Eric Souther shows at Lubeznik Center for the Arts


Eric Souther, associate professor of new media, finds the importance in showing art in more rural areas to be of increasing importance. To move away from the cultural hubs and integrate to share ideas.


“If you can actually show to rural America, media arts and other ways of thinking, what’s the implication of that?  Maybe the more radical, avant-garde exhibition spaces are outside of our cultural hubs," he says.

On November 3, 2017, Fragile Codes opened at the Lubeznik Center for the Arts in Michigan City, pairing Souther with artist Jason Bernagozzi’s in a video and new media exhibit. The exhibit runs through January 6, 2018. South and Bernagozzi attended the Kansas City Art Institute for their undergraduate degrees and Alfred University for their graduate degrees.

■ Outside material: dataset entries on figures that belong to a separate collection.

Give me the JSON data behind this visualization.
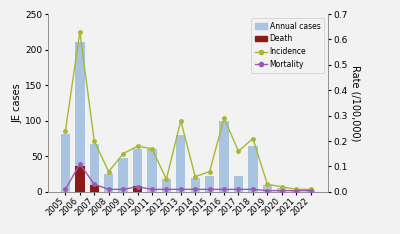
{
  "years": [
    2005,
    2006,
    2007,
    2008,
    2009,
    2010,
    2011,
    2012,
    2013,
    2014,
    2015,
    2016,
    2017,
    2018,
    2019,
    2020,
    2021,
    2022
  ],
  "annual_cases": [
    82,
    210,
    67,
    25,
    48,
    60,
    60,
    18,
    80,
    20,
    22,
    100,
    22,
    65,
    10,
    5,
    3,
    3
  ],
  "deaths": [
    0,
    36,
    10,
    0,
    0,
    8,
    0,
    0,
    0,
    0,
    0,
    0,
    0,
    0,
    0,
    0,
    0,
    0
  ],
  "incidence": [
    0.24,
    0.63,
    0.2,
    0.08,
    0.15,
    0.18,
    0.17,
    0.05,
    0.28,
    0.06,
    0.08,
    0.29,
    0.16,
    0.21,
    0.03,
    0.02,
    0.01,
    0.01
  ],
  "mortality": [
    0.01,
    0.11,
    0.03,
    0.01,
    0.01,
    0.02,
    0.01,
    0.01,
    0.01,
    0.01,
    0.01,
    0.01,
    0.01,
    0.01,
    0.005,
    0.005,
    0.005,
    0.005
  ],
  "bar_color": "#a8c4e0",
  "death_color": "#8b1a1a",
  "incidence_color": "#a8b832",
  "mortality_color": "#9b59b6",
  "ylabel_left": "JE cases",
  "ylabel_right": "Rate (/100,000)",
  "ylim_left": [
    0,
    250
  ],
  "ylim_right": [
    0,
    0.7
  ],
  "yticks_left": [
    0,
    50,
    100,
    150,
    200,
    250
  ],
  "yticks_right": [
    0,
    0.1,
    0.2,
    0.3,
    0.4,
    0.5,
    0.6,
    0.7
  ],
  "legend_labels": [
    "Annual cases",
    "Death",
    "Incidence",
    "Mortality"
  ],
  "figsize": [
    4.0,
    2.34
  ],
  "dpi": 100,
  "bg_color": "#f2f2f2"
}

On opening night, Souther and Bernagozzi were on hand to discuss their works with visitors to the gallery. Entering the gallery, one is immediately surrounded by stunning visuals playing on screens, projected onto a statue, the walls, and within their own sculptures. The exhibition seeks to challenge perceptions of ritual, location, the news, and political figures.


“We were introducing many of the viewers that came to video art for the very first time. Some of the responses were ‘I looked around and I just don’t get it,’ and we’re like ‘yeah, not getting it is OK, let’s talk,’ and those conversations were very fruitful and interesting,” Souther says.

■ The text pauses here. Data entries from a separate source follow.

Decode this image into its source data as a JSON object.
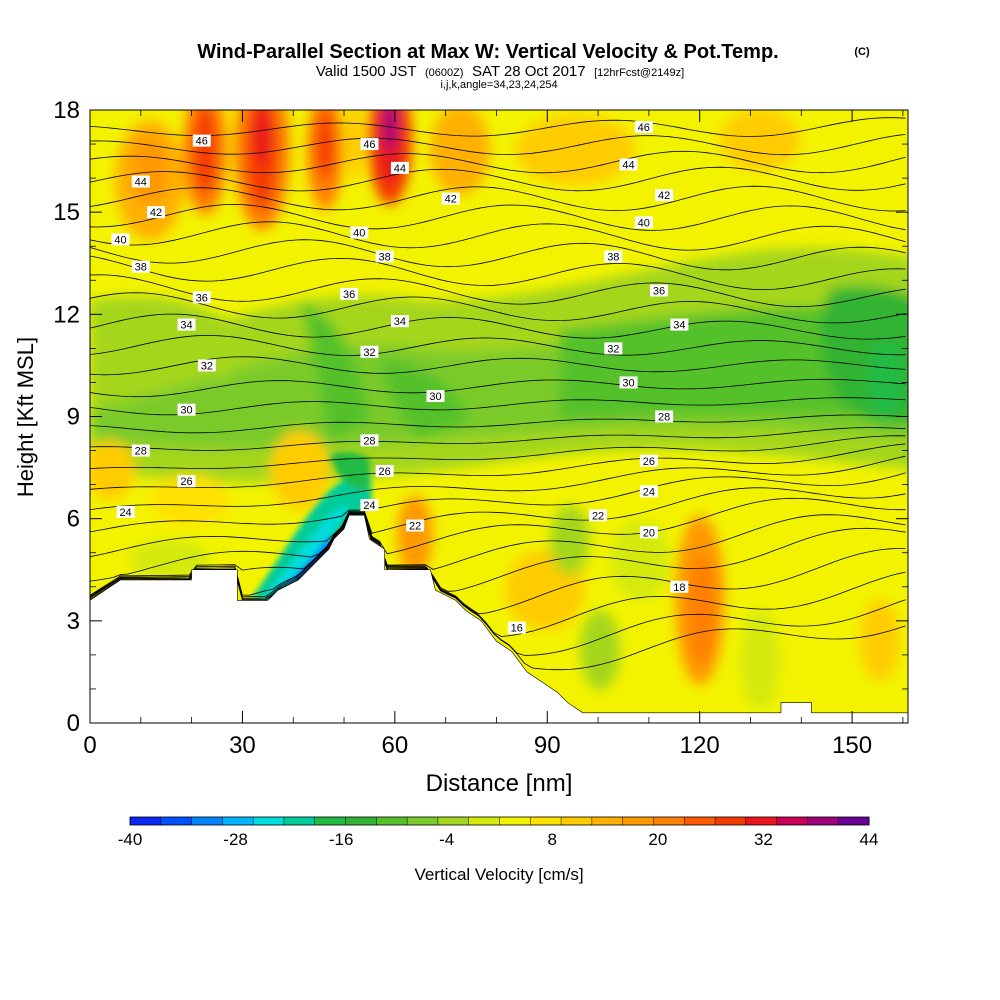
{
  "chart_data": {
    "type": "heatmap",
    "title": "Wind-Parallel Section at Max W: Vertical Velocity & Pot.Temp.",
    "title_mark": "(C)",
    "subtitle": {
      "prefix": "Valid 1500 JST",
      "utc": "(0600Z)",
      "date": "SAT 28 Oct 2017",
      "forecast": "[12hrFcst@2149z]"
    },
    "section_info": "i,j,k,angle=34,23,24,254",
    "xlabel": "Distance [nm]",
    "ylabel": "Height [Kft MSL]",
    "xlim": [
      0,
      161
    ],
    "ylim": [
      0,
      18
    ],
    "x_ticks": [
      "0",
      "30",
      "60",
      "90",
      "120",
      "150"
    ],
    "y_ticks": [
      "0",
      "3",
      "6",
      "9",
      "12",
      "15",
      "18"
    ],
    "colorbar": {
      "label": "Vertical Velocity [cm/s]",
      "tick_labels": [
        "-40",
        "-28",
        "-16",
        "-4",
        "8",
        "20",
        "32",
        "44"
      ],
      "colors": [
        "#0a28f5",
        "#0050ff",
        "#0084ff",
        "#00b4ff",
        "#00dcdc",
        "#00cc99",
        "#22bb44",
        "#33b333",
        "#55c12a",
        "#7acb2a",
        "#a4d61e",
        "#d4ea0a",
        "#f3f300",
        "#ffe100",
        "#ffcc00",
        "#ffb000",
        "#ff9900",
        "#ff7f00",
        "#ff5a00",
        "#f53a00",
        "#e8141e",
        "#c8005a",
        "#a0007a",
        "#6a0094"
      ]
    },
    "terrain_top_kft": [
      [
        0,
        3.6
      ],
      [
        3,
        3.9
      ],
      [
        6,
        4.2
      ],
      [
        20,
        4.2
      ],
      [
        20,
        4.5
      ],
      [
        29,
        4.5
      ],
      [
        29,
        3.6
      ],
      [
        35,
        3.6
      ],
      [
        37,
        3.9
      ],
      [
        41,
        4.2
      ],
      [
        43,
        4.5
      ],
      [
        45,
        4.8
      ],
      [
        47,
        5.1
      ],
      [
        48,
        5.4
      ],
      [
        50,
        5.7
      ],
      [
        51,
        6.1
      ],
      [
        54,
        6.1
      ],
      [
        55,
        5.4
      ],
      [
        58,
        5.1
      ],
      [
        58,
        4.5
      ],
      [
        67,
        4.5
      ],
      [
        68,
        3.9
      ],
      [
        72,
        3.6
      ],
      [
        74,
        3.3
      ],
      [
        77,
        3.0
      ],
      [
        80,
        2.4
      ],
      [
        83,
        2.1
      ],
      [
        86,
        1.5
      ],
      [
        89,
        1.2
      ],
      [
        92,
        0.9
      ],
      [
        94,
        0.6
      ],
      [
        97,
        0.3
      ],
      [
        136,
        0.3
      ],
      [
        136,
        0.6
      ],
      [
        142,
        0.6
      ],
      [
        142,
        0.3
      ],
      [
        161,
        0.3
      ]
    ],
    "isentrope_labels": [
      {
        "x": 22,
        "y": 17.1,
        "text": "46"
      },
      {
        "x": 55,
        "y": 17.0,
        "text": "46"
      },
      {
        "x": 109,
        "y": 17.5,
        "text": "46"
      },
      {
        "x": 10,
        "y": 15.9,
        "text": "44"
      },
      {
        "x": 61,
        "y": 16.3,
        "text": "44"
      },
      {
        "x": 106,
        "y": 16.4,
        "text": "44"
      },
      {
        "x": 13,
        "y": 15.0,
        "text": "42"
      },
      {
        "x": 71,
        "y": 15.4,
        "text": "42"
      },
      {
        "x": 113,
        "y": 15.5,
        "text": "42"
      },
      {
        "x": 6,
        "y": 14.2,
        "text": "40"
      },
      {
        "x": 53,
        "y": 14.4,
        "text": "40"
      },
      {
        "x": 109,
        "y": 14.7,
        "text": "40"
      },
      {
        "x": 10,
        "y": 13.4,
        "text": "38"
      },
      {
        "x": 58,
        "y": 13.7,
        "text": "38"
      },
      {
        "x": 103,
        "y": 13.7,
        "text": "38"
      },
      {
        "x": 22,
        "y": 12.5,
        "text": "36"
      },
      {
        "x": 51,
        "y": 12.6,
        "text": "36"
      },
      {
        "x": 112,
        "y": 12.7,
        "text": "36"
      },
      {
        "x": 19,
        "y": 11.7,
        "text": "34"
      },
      {
        "x": 61,
        "y": 11.8,
        "text": "34"
      },
      {
        "x": 116,
        "y": 11.7,
        "text": "34"
      },
      {
        "x": 23,
        "y": 10.5,
        "text": "32"
      },
      {
        "x": 55,
        "y": 10.9,
        "text": "32"
      },
      {
        "x": 103,
        "y": 11.0,
        "text": "32"
      },
      {
        "x": 19,
        "y": 9.2,
        "text": "30"
      },
      {
        "x": 68,
        "y": 9.6,
        "text": "30"
      },
      {
        "x": 106,
        "y": 10.0,
        "text": "30"
      },
      {
        "x": 10,
        "y": 8.0,
        "text": "28"
      },
      {
        "x": 55,
        "y": 8.3,
        "text": "28"
      },
      {
        "x": 113,
        "y": 9.0,
        "text": "28"
      },
      {
        "x": 19,
        "y": 7.1,
        "text": "26"
      },
      {
        "x": 58,
        "y": 7.4,
        "text": "26"
      },
      {
        "x": 110,
        "y": 7.7,
        "text": "26"
      },
      {
        "x": 7,
        "y": 6.2,
        "text": "24"
      },
      {
        "x": 55,
        "y": 6.4,
        "text": "24"
      },
      {
        "x": 110,
        "y": 6.8,
        "text": "24"
      },
      {
        "x": 64,
        "y": 5.8,
        "text": "22"
      },
      {
        "x": 100,
        "y": 6.1,
        "text": "22"
      },
      {
        "x": 110,
        "y": 5.6,
        "text": "20"
      },
      {
        "x": 116,
        "y": 4.0,
        "text": "18"
      },
      {
        "x": 84,
        "y": 2.8,
        "text": "16"
      }
    ],
    "isentropes_kft_at_x0_x161": [
      [
        0.4,
        3.0
      ],
      [
        1.0,
        3.5
      ],
      [
        1.7,
        4.1
      ],
      [
        2.4,
        4.8
      ],
      [
        3.1,
        5.5
      ],
      [
        3.8,
        6.0
      ],
      [
        4.4,
        6.6
      ],
      [
        5.0,
        7.0
      ],
      [
        5.6,
        7.4
      ],
      [
        6.2,
        7.7
      ],
      [
        6.8,
        8.0
      ],
      [
        7.4,
        8.3
      ],
      [
        8.0,
        8.6
      ],
      [
        8.6,
        9.0
      ],
      [
        9.2,
        9.5
      ],
      [
        9.8,
        10.0
      ],
      [
        10.5,
        10.5
      ],
      [
        11.1,
        11.0
      ],
      [
        11.7,
        11.5
      ],
      [
        12.3,
        12.0
      ],
      [
        12.8,
        12.5
      ],
      [
        13.4,
        13.0
      ],
      [
        13.9,
        13.6
      ],
      [
        14.4,
        14.2
      ],
      [
        14.9,
        14.8
      ],
      [
        15.4,
        15.4
      ],
      [
        15.9,
        16.0
      ],
      [
        16.4,
        16.5
      ],
      [
        16.9,
        17.0
      ],
      [
        17.4,
        17.5
      ]
    ],
    "grid": false,
    "legend": "colorbar-bottom"
  }
}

Included in the gallery are several of Eric Souther’s works such as Search Engine Vision “Christ,”Projection Buddha, and his 2016 ArtPrize award winner Search Engine Vision “ISIS.”

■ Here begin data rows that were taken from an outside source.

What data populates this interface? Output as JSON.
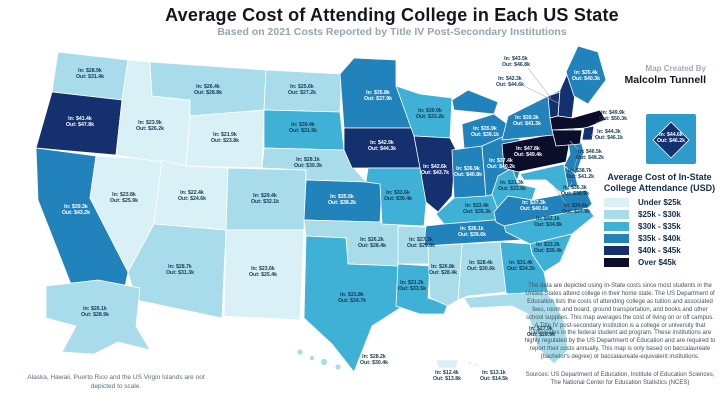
{
  "title": "Average Cost of Attending College in Each US State",
  "subtitle": "Based on 2021 Costs Reported by Title IV Post-Secondary Institutions",
  "credit": {
    "line1": "Map Created By",
    "line2": "Malcolm Tunnell"
  },
  "legend": {
    "title_line1": "Average Cost of In-State",
    "title_line2": "College Attendance (USD)",
    "categories": [
      {
        "label": "Under $25k",
        "color": "#d9f0f6"
      },
      {
        "label": "$25k - $30k",
        "color": "#a9dcea"
      },
      {
        "label": "$30k - $35k",
        "color": "#3fb0d6"
      },
      {
        "label": "$35k - $40k",
        "color": "#2282bb"
      },
      {
        "label": "$40k - $45k",
        "color": "#15306e"
      },
      {
        "label": "Over $45k",
        "color": "#0b0e2b"
      }
    ]
  },
  "colors": {
    "label_dark": "#16384f",
    "label_light": "#ffffff",
    "inset_bg": "#2e9bcd"
  },
  "states": [
    {
      "id": "WA",
      "name": "Washington",
      "in_cost": "$28.9k",
      "out_cost": "$31.4k",
      "category": 1
    },
    {
      "id": "OR",
      "name": "Oregon",
      "in_cost": "$41.4k",
      "out_cost": "$47.8k",
      "category": 4
    },
    {
      "id": "CA",
      "name": "California",
      "in_cost": "$39.3k",
      "out_cost": "$43.2k",
      "category": 3
    },
    {
      "id": "ID",
      "name": "Idaho",
      "in_cost": "$23.9k",
      "out_cost": "$26.2k",
      "category": 0
    },
    {
      "id": "NV",
      "name": "Nevada",
      "in_cost": "$23.8k",
      "out_cost": "$25.9k",
      "category": 0
    },
    {
      "id": "UT",
      "name": "Utah",
      "in_cost": "$22.4k",
      "out_cost": "$24.6k",
      "category": 0
    },
    {
      "id": "AZ",
      "name": "Arizona",
      "in_cost": "$28.7k",
      "out_cost": "$31.3k",
      "category": 1
    },
    {
      "id": "MT",
      "name": "Montana",
      "in_cost": "$26.4k",
      "out_cost": "$28.8k",
      "category": 1
    },
    {
      "id": "WY",
      "name": "Wyoming",
      "in_cost": "$21.9k",
      "out_cost": "$23.8k",
      "category": 0
    },
    {
      "id": "CO",
      "name": "Colorado",
      "in_cost": "$29.4k",
      "out_cost": "$32.1k",
      "category": 1
    },
    {
      "id": "NM",
      "name": "New Mexico",
      "in_cost": "$23.6k",
      "out_cost": "$25.4k",
      "category": 0
    },
    {
      "id": "ND",
      "name": "North Dakota",
      "in_cost": "$25.6k",
      "out_cost": "$27.2k",
      "category": 1
    },
    {
      "id": "SD",
      "name": "South Dakota",
      "in_cost": "$30.4k",
      "out_cost": "$31.9k",
      "category": 2
    },
    {
      "id": "NE",
      "name": "Nebraska",
      "in_cost": "$28.1k",
      "out_cost": "$30.3k",
      "category": 1
    },
    {
      "id": "KS",
      "name": "Kansas",
      "in_cost": "$35.5k",
      "out_cost": "$38.2k",
      "category": 3
    },
    {
      "id": "OK",
      "name": "Oklahoma",
      "in_cost": "$26.2k",
      "out_cost": "$28.4k",
      "category": 1
    },
    {
      "id": "TX",
      "name": "Texas",
      "in_cost": "$31.8k",
      "out_cost": "$34.7k",
      "category": 2
    },
    {
      "id": "MN",
      "name": "Minnesota",
      "in_cost": "$35.8k",
      "out_cost": "$37.9k",
      "category": 3
    },
    {
      "id": "IA",
      "name": "Iowa",
      "in_cost": "$42.9k",
      "out_cost": "$44.3k",
      "category": 4
    },
    {
      "id": "MO",
      "name": "Missouri",
      "in_cost": "$33.6k",
      "out_cost": "$36.4k",
      "category": 2
    },
    {
      "id": "AR",
      "name": "Arkansas",
      "in_cost": "$27.3k",
      "out_cost": "$29.8k",
      "category": 1
    },
    {
      "id": "LA",
      "name": "Louisiana",
      "in_cost": "$31.2k",
      "out_cost": "$33.5k",
      "category": 2
    },
    {
      "id": "WI",
      "name": "Wisconsin",
      "in_cost": "$30.9k",
      "out_cost": "$33.2k",
      "category": 2
    },
    {
      "id": "IL",
      "name": "Illinois",
      "in_cost": "$42.6k",
      "out_cost": "$43.7k",
      "category": 4
    },
    {
      "id": "MI",
      "name": "Michigan",
      "in_cost": "$35.9k",
      "out_cost": "$39.1k",
      "category": 3
    },
    {
      "id": "IN",
      "name": "Indiana",
      "in_cost": "$36.9k",
      "out_cost": "$40.8k",
      "category": 3
    },
    {
      "id": "OH",
      "name": "Ohio",
      "in_cost": "$37.4k",
      "out_cost": "$40.2k",
      "category": 3
    },
    {
      "id": "KY",
      "name": "Kentucky",
      "in_cost": "$33.4k",
      "out_cost": "$35.3k",
      "category": 2
    },
    {
      "id": "TN",
      "name": "Tennessee",
      "in_cost": "$36.1k",
      "out_cost": "$39.6k",
      "category": 3
    },
    {
      "id": "MS",
      "name": "Mississippi",
      "in_cost": "$26.8k",
      "out_cost": "$28.4k",
      "category": 1
    },
    {
      "id": "AL",
      "name": "Alabama",
      "in_cost": "$28.4k",
      "out_cost": "$30.6k",
      "category": 1
    },
    {
      "id": "GA",
      "name": "Georgia",
      "in_cost": "$31.4k",
      "out_cost": "$34.2k",
      "category": 2
    },
    {
      "id": "FL",
      "name": "Florida",
      "in_cost": "$27.9k",
      "out_cost": "$29.9k",
      "category": 1
    },
    {
      "id": "SC",
      "name": "South Carolina",
      "in_cost": "$33.2k",
      "out_cost": "$36.4k",
      "category": 2
    },
    {
      "id": "NC",
      "name": "North Carolina",
      "in_cost": "$32.1k",
      "out_cost": "$34.8k",
      "category": 2
    },
    {
      "id": "VA",
      "name": "Virginia",
      "in_cost": "$37.3k",
      "out_cost": "$40.1k",
      "category": 3
    },
    {
      "id": "WV",
      "name": "West Virginia",
      "in_cost": "$31.3k",
      "out_cost": "$33.6k",
      "category": 2
    },
    {
      "id": "PA",
      "name": "Pennsylvania",
      "in_cost": "$47.8k",
      "out_cost": "$49.4k",
      "category": 5
    },
    {
      "id": "NY",
      "name": "New York",
      "in_cost": "$39.3k",
      "out_cost": "$41.3k",
      "category": 3
    },
    {
      "id": "VT",
      "name": "Vermont",
      "in_cost": "$43.5k",
      "out_cost": "$46.8k",
      "category": 4
    },
    {
      "id": "NH",
      "name": "New Hampshire",
      "in_cost": "$42.3k",
      "out_cost": "$44.6k",
      "category": 4
    },
    {
      "id": "ME",
      "name": "Maine",
      "in_cost": "$35.4k",
      "out_cost": "$40.3k",
      "category": 3
    },
    {
      "id": "MA",
      "name": "Massachusetts",
      "in_cost": "$49.9k",
      "out_cost": "$50.3k",
      "category": 5
    },
    {
      "id": "RI",
      "name": "Rhode Island",
      "in_cost": "$44.3k",
      "out_cost": "$46.1k",
      "category": 4
    },
    {
      "id": "CT",
      "name": "Connecticut",
      "in_cost": "$46.5k",
      "out_cost": "$48.2k",
      "category": 5
    },
    {
      "id": "NJ",
      "name": "New Jersey",
      "in_cost": "$38.7k",
      "out_cost": "$41.2k",
      "category": 3
    },
    {
      "id": "DE",
      "name": "Delaware",
      "in_cost": "$36.3k",
      "out_cost": "$38.9k",
      "category": 3
    },
    {
      "id": "MD",
      "name": "Maryland",
      "in_cost": "$34.6k",
      "out_cost": "$37.9k",
      "category": 2
    },
    {
      "id": "DC",
      "name": "Washington DC",
      "in_cost": "$44.6k",
      "out_cost": "$46.2k",
      "category": 4
    },
    {
      "id": "AK",
      "name": "Alaska",
      "in_cost": "$26.1k",
      "out_cost": "$28.9k",
      "category": 1
    },
    {
      "id": "HI",
      "name": "Hawaii",
      "in_cost": "$28.2k",
      "out_cost": "$30.4k",
      "category": 1
    },
    {
      "id": "PR",
      "name": "Puerto Rico",
      "in_cost": "$12.4k",
      "out_cost": "$13.8k",
      "category": 0
    },
    {
      "id": "VI",
      "name": "US Virgin Islands",
      "in_cost": "$13.1k",
      "out_cost": "$14.5k",
      "category": 0
    }
  ],
  "description": "The data are depicted using In-State costs since most students in the United States attend college in their home state. The US Department of Education lists the costs of attending college as tuition and associated fees, room and board, ground transportation, and books and other school supplies. This map averages the cost of living on or off campus. A Title IV post-secondary institution is a college or university that participates in the federal student aid program. These institutions are highly regulated by the US Department of Education and are required to report their costs annually. This map is only based on baccalaureate (bachelor's degree) or baccalaureate-equivalent institutions.",
  "sources": "Sources: US Department of Education,  Institute of Education Sciences, The National Center for Education Statistics (NCES)",
  "scale_note": "Alaska, Hawaii, Puerto Rico and the US Virgin Islands are not depicted to scale."
}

Search Engine Vision ‘ISIS’ alone contains 2,000 videos, with an even split between those featuring the Egyptian Goddess and those from the terrorist organization. The presentation twists the two to challenge the definition of ISIS through different interpretations. 


“You have Christ, you have Buddha. Not necessarily religion, but ritual. They’re two different things,” explains Souther of his works.

The pieces featured thousands of videos that have specific subjects, and explore how that same idea can be applied and interpreted differently surrounding seemingly the same subject.

Bernagozzi’s works include his multichannel video installation Citystream, Cathodic Vernacular, and I Believe it is a Signal.

Citystream features two videos on a 15-minute loop with imagery that seems to crash and melt into itself.


“This is a piece that’s about seeing the city of Syracuse, N.Y., as an organism, as a whole body, instead of individual parts,” Bernagozzi describes. “We tend to compartmentalize different parts of the city like they’re separate, like ‘this is the bad part of town, this is the rich part of town, this is the up and coming part of town.’ So rather than try to see the city as individual, autonomous parts, [here we’re] seeing it as an organism.” 

The video uses a technique that Bernagozzi and Souther came up with as undergrads. Souther refers to the technique as “data-moshing.”

“You’re essentially taking video and slamming it into other videos in a way that it can’t refresh itself,” explains Bernagozzi. “It gives the impression that something always came before.”

Bernagozzi and Souther are both board members of Signal Culture, located in Owego, N.Y. They have worked on developing several apps together, which are also on display at the exhibition.